ESTOFADO DE CARNERO (LAMB STEW)
From The Complete Book of Mexican Cooking, by Elisabeth Lambert Ortiz, 1965. We like to add some cooked black beans at the end to make it even heartier and stretch it farther.
Provided by zeldaz51
Categories Lamb/Sheep
Time 3h
Yield 6 serving(s)
Number Of Ingredients 10
Steps:
- Prepare the chiles:.
- Wash the chiles in cold water. Remove veins, stems, and seeds. Tear the pods roughly into pieces, place in a bowl and soak them in hot water, at least 1/2 cup, for an hour. Place the soaked chiles and their soaking liquid in a blender jar and blend to a thick puree.
- Assemble the stew:.
- Place the lamb, tomatoes, garlic, raisins, spices, and seasoning to taste in a heavy flameproof casserole which has a lid.
- Add enough water to the chile puree to make it the consistency of thin cream *(about 1 1/2 cups). Pour the puree over the meat, cover the casserole, bring to a boil. Reduce the heat and simmer very gently until the lamb is tender when pierced with a fork, about 2 hours.
- Five minutes before serving, add the sherry. Sprinkle with almonds just before serving.
Nutrition Facts : Calories 420.3, Fat 15.1, SaturatedFat 4.6, Cholesterol 147.7, Sodium 158.1, Carbohydrate 14.5, Fiber 3.6, Sugar 6.1, Protein 48.8
Tips:
- Choose high-quality lamb. The better the quality of lamb you use, the better the stew will be. Look for lamb that is fresh, tender, and has a good amount of marbling.
- Brown the meat before stewing. This will help to develop the flavor of the lamb and prevent it from becoming dry. Sear the lamb in a hot pan until it is browned on all sides.

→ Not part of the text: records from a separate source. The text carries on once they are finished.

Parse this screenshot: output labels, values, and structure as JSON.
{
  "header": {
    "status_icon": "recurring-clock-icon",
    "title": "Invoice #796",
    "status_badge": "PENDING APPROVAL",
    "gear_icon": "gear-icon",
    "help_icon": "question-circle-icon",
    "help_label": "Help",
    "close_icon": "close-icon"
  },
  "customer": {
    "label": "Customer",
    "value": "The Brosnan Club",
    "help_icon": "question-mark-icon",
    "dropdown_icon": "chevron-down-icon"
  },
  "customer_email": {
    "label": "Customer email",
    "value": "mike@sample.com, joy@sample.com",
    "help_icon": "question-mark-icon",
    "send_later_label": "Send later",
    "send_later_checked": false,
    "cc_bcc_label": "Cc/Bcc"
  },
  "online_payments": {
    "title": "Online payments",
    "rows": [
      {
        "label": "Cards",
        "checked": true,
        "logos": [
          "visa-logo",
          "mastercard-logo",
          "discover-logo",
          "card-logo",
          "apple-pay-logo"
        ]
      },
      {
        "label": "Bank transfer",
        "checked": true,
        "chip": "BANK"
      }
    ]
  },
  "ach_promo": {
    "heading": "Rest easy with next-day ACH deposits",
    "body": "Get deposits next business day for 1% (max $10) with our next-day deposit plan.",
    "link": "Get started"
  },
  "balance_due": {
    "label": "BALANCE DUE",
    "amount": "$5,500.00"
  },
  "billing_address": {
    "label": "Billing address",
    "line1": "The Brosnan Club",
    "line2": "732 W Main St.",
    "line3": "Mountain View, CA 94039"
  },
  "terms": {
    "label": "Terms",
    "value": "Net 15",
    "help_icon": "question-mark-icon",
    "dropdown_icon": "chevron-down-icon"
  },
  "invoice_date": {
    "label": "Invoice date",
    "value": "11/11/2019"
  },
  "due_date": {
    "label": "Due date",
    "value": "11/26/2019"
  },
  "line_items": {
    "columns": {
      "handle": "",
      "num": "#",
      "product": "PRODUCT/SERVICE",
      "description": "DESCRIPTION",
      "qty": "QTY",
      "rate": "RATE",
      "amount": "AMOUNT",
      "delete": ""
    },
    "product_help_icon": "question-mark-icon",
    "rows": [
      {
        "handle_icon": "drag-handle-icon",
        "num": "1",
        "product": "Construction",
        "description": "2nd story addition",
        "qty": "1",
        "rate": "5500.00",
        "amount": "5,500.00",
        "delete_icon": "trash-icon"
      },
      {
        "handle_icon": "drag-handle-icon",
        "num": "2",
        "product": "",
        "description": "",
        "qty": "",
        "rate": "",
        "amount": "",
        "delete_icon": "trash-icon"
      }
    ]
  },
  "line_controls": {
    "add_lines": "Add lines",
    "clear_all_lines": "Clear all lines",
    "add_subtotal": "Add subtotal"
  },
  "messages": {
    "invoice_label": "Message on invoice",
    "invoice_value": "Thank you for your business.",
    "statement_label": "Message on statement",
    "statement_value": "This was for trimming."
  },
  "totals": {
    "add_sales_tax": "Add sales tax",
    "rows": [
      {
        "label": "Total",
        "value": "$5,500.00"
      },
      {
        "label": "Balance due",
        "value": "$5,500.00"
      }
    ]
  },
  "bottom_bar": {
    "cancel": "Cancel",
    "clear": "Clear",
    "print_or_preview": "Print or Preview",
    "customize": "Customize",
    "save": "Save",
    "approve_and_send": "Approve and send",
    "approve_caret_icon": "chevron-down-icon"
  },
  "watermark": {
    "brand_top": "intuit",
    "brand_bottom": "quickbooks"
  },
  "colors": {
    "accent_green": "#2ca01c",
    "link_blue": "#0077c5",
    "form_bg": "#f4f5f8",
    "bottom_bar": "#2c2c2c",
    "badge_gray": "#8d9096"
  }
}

- Use a variety of vegetables. The more vegetables you use, the more flavorful the stew will be. Some good choices include carrots, potatoes, celery, onions, and parsnips.
- Add some herbs and spices. This will help to add depth of flavor to the stew. Some good choices include thyme, rosemary, oregano, garlic, and black pepper.
- Simmer the stew for at least 1 hour. This will allow the flavors to meld together and the meat to become tender. You can simmer the stew for longer if you want, but be careful not to overcook it.
- Serve the stew with crusty bread or rice. This will help to soak up the delicious sauce.
Conclusion:
Estufado de Cordero y Verduras is a hearty and flavorful stew that is perfect for a cold winter day. It is made with lamb, vegetables, and herbs, and is simmered until the meat is tender and the vegetables are cooked through. This stew is a great way to use up leftover lamb, and it is also a good way to get your daily dose of vegetables. Serve it with crusty bread or rice, and enjoy!